Naturally, interest in investing has not diminished across all industries. While investments fell 6% year on year for tertiary industries such as real estate, platform providers, education, and many more whose regulation was strengthened, the investments of manufacturing industries were relatively firm, rising 9% year on year. Investments have continued to grow by double digits for the automobile industry, with booming EV sales, and in the electrical machinery industry as China aims for greater self-reliance in semiconductors and other advanced technology. Even so, the cautious stance of private enterprises as a whole cannot be denied.

To increase investment interest, it will be necessary to promote economic reforms that make use of the market mechanism and to expand the sphere of activity of private enterprises. In this process, it will be important to allow such enterprises to enter industries that have heretofore been monopolized by state-owned enterprises.
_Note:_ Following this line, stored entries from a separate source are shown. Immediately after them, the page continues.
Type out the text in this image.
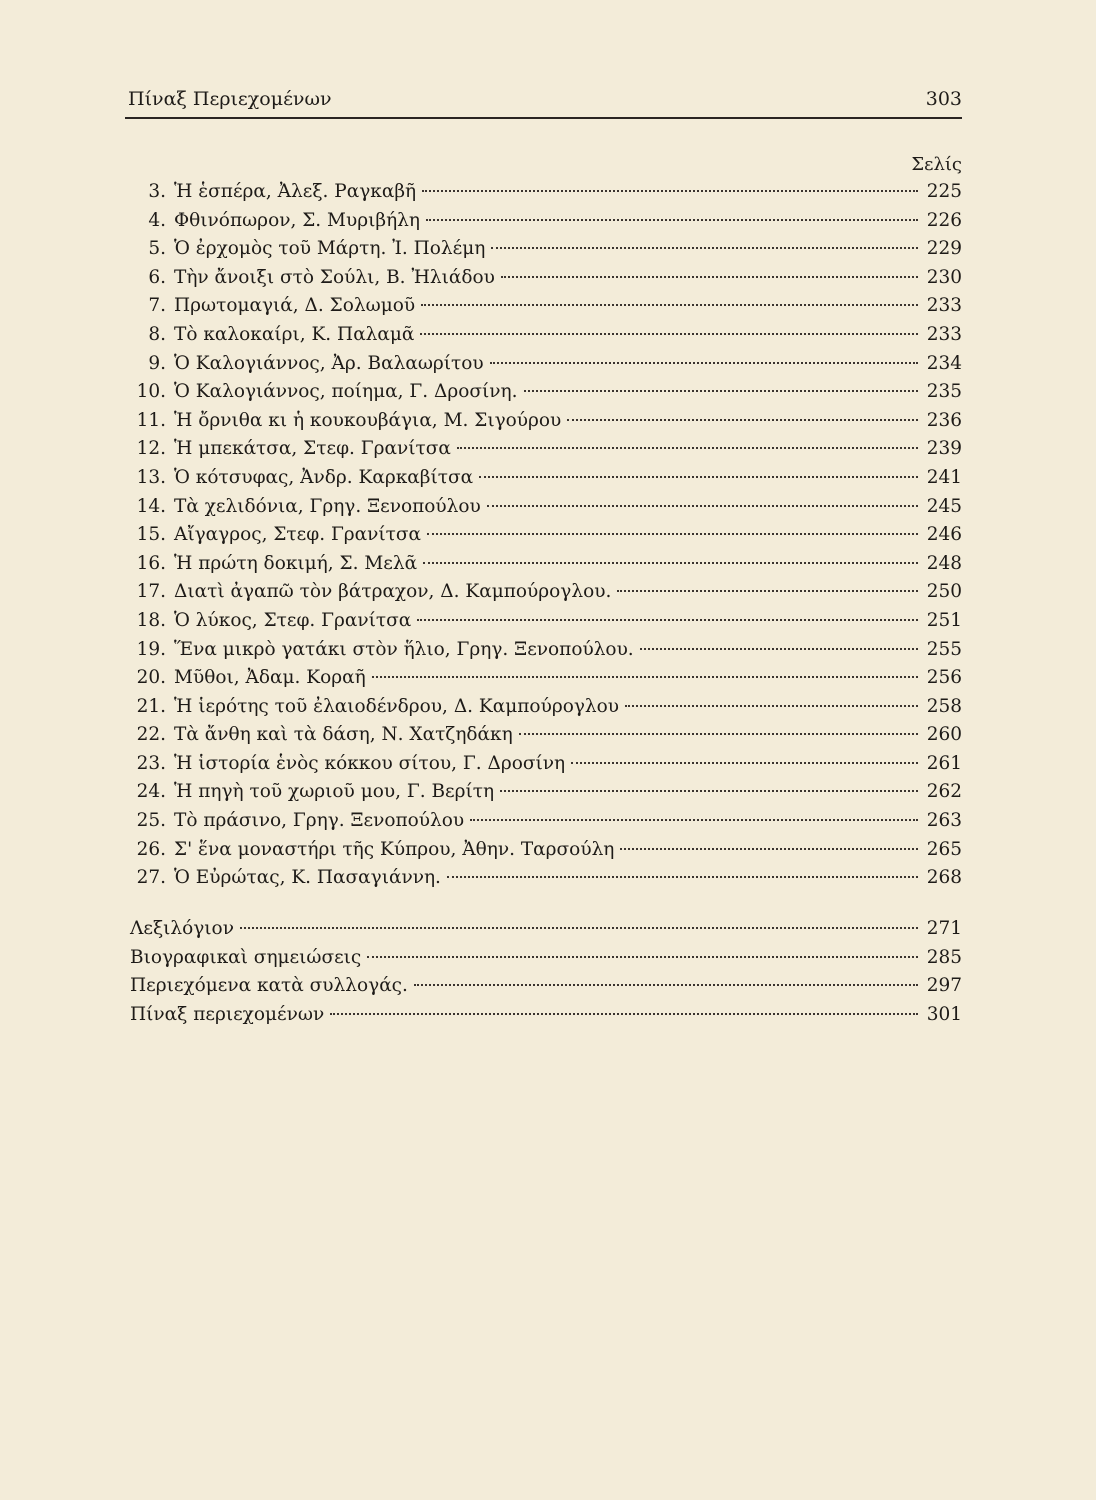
Πίναξ Περιεχομένων	303
Σελίς
3. Ἡ ἑσπέρα, Ἀλεξ. Ραγκαβῆ	225
4. Φθινόπωρον, Σ. Μυριβήλη	226
5. Ὁ ἐρχομὸς τοῦ Μάρτη. Ἰ. Πολέμη	229
6. Τὴν ἄνοιξι στὸ Σούλι, Β. Ἠλιάδου	230
7. Πρωτομαγιά, Δ. Σολωμοῦ	233
8. Τὸ καλοκαίρι, Κ. Παλαμᾶ	233
9. Ὁ Καλογιάννος, Ἀρ. Βαλαωρίτου	234
10. Ὁ Καλογιάννος, ποίημα, Γ. Δροσίνη.	235
11. Ἡ ὄρνιθα κι ἡ κουκουβάγια, Μ. Σιγούρου	236
12. Ἡ μπεκάτσα, Στεφ. Γρανίτσα	239
13. Ὁ κότσυφας, Ἀνδρ. Καρκαβίτσα	241
14. Τὰ χελιδόνια, Γρηγ. Ξενοπούλου	245
15. Αἴγαγρος, Στεφ. Γρανίτσα	246
16. Ἡ πρώτη δοκιμή, Σ. Μελᾶ	248
17. Διατὶ ἀγαπῶ τὸν βάτραχον, Δ. Καμπούρογλου.	250
18. Ὁ λύκος, Στεφ. Γρανίτσα	251
19. Ἕνα μικρὸ γατάκι στὸν ἥλιο, Γρηγ. Ξενοπούλου.	255
20. Μῦθοι, Ἀδαμ. Κοραῆ	256
21. Ἡ ἱερότης τοῦ ἐλαιοδένδρου, Δ. Καμπούρογλου	258
22. Τὰ ἄνθη καὶ τὰ δάση, Ν. Χατζηδάκη	260
23. Ἡ ἱστορία ἑνὸς κόκκου σίτου, Γ. Δροσίνη	261
24. Ἡ πηγὴ τοῦ χωριοῦ μου, Γ. Βερίτη	262
25. Τὸ πράσινο, Γρηγ. Ξενοπούλου	263
26. Σ' ἕνα μοναστήρι τῆς Κύπρου, Ἀθην. Ταρσούλη	265
27. Ὁ Εὐρώτας, Κ. Πασαγιάννη.	268
Λεξιλόγιον	271
Βιογραφικαὶ σημειώσεις	285
Περιεχόμενα κατὰ συλλογάς.	297
Πίναξ περιεχομένων	301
Important policies for economic reforms have tended to be decided at the Third Plenum of the Central Committee of the Chinese Communist Party, a meeting usually held in the autumn of the year following the CCP National Congress. Since the twentieth National Congress took place in October 2022, the Third Plenum was expected to occur one year later, in the autumn of 2023. However, as of the present moment, this Third Plenum has yet to take place.

As things stand now, the policies that I believe are necessary have either not been implemented or remain inadequate. Whether the Chinese economy can achieve a soft landing will depend on the Chinese Communist Party and government shifting with appropriate timing to more decisive policies.